Angola: Kwanza dives to all-time low as Central Bank floats the currency
November 8, 2019
The kwanza slumped to an all-time low against the U.S. dollar at the end of October after the National Bank of Angola (BNA) fully liberalized the foreign exchange regime. In mid-October, the Bank abandoned the trading band that was in place since January 2018, thus allowing the currency to trade freely; its previous policy of controlled exchange rate adjustment prevented the kwanza from depreciating by more than 2.0% at currency auctions. On 8 November, the kwanza ended the day at 462.5 per USD, marking a 18.1% depreciation over the same day in October. Furthermore, the currency was down 33.5% on a year-to-date basis and 33.0% in year-on-year terms.
The Monetary Policy Committee (MPC) of the National Bank of Angola officially confirmed the foreign exchange market overhaul at its extraordinary meeting on 23 October. The adoption of a floating exchange rate regime should help close the gap between the official and black-market rates. The gap has widened significantly due to the increasing shortage of U.S. dollars in the Angolan market amid shrinking foreign currency reserves and sliding oil revenues, which have been adversely impacted by falling crude oil production and faltering global crude prices.
Along with the announcement of the foreign exchange market overall, the Bank announced additional monetary and exchange rate policy measures. The MPC kept the key policy rate stable at 15.50% and maintained the interest rate for the permanent liquidity-absorption facility at 0.00%. However, in a bid to keep inflation under control and stabilize the currency, the Bank increased the coefficient of mandatory reserves in local currency from 17.00% to 22.00%. Furthermore, the BNA abolished maximum annual limits for advance payments and remittances in foreign currency, as well as loosening up limitations on private foreign exchange operations.

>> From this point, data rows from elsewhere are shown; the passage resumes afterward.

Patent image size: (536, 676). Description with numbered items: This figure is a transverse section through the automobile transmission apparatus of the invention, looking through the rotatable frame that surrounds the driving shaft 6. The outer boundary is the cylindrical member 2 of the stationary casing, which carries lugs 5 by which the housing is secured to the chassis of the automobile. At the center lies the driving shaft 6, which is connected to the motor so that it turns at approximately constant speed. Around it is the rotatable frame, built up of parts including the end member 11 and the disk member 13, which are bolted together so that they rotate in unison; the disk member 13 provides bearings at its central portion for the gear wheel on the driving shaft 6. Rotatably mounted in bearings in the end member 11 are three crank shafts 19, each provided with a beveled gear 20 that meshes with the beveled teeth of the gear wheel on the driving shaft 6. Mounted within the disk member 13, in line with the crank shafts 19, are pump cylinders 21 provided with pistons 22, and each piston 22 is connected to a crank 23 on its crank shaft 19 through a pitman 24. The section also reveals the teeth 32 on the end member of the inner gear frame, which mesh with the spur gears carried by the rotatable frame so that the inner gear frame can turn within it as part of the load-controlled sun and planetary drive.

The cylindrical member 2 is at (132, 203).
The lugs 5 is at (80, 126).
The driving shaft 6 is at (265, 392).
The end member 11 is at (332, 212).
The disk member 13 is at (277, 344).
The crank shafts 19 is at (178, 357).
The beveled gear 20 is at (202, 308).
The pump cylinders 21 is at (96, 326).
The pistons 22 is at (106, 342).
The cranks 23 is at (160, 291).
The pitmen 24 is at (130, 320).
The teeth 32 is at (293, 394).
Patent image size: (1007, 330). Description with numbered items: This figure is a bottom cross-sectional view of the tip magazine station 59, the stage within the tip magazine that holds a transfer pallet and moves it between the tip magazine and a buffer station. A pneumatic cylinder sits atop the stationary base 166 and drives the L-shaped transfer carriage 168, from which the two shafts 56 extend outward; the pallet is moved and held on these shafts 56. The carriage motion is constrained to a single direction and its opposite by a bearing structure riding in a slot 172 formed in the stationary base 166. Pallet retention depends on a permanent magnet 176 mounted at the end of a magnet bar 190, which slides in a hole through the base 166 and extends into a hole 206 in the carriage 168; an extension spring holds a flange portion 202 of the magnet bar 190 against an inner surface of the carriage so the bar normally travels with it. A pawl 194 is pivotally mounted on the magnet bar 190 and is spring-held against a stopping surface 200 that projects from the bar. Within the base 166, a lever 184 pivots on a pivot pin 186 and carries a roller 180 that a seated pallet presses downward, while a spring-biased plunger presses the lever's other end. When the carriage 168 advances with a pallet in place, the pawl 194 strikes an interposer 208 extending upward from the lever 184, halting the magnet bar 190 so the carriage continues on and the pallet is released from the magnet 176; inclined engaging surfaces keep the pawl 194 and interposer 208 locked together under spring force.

In the months ahead, the kwanza is likely to lose further ground before broadly stabilizing next year. Meanwhile, the Central Bank will likely hold off cutting rates until risks to inflation subside, despite the marked pressure to jump-start the economy via looser monetary policy. The NBA’s commitment to prudent monetary policy, which is reinforced by the country’s financing deal with the IMF, leaves the Bank with little space to maneuver if inflationary pressures fail to retreat.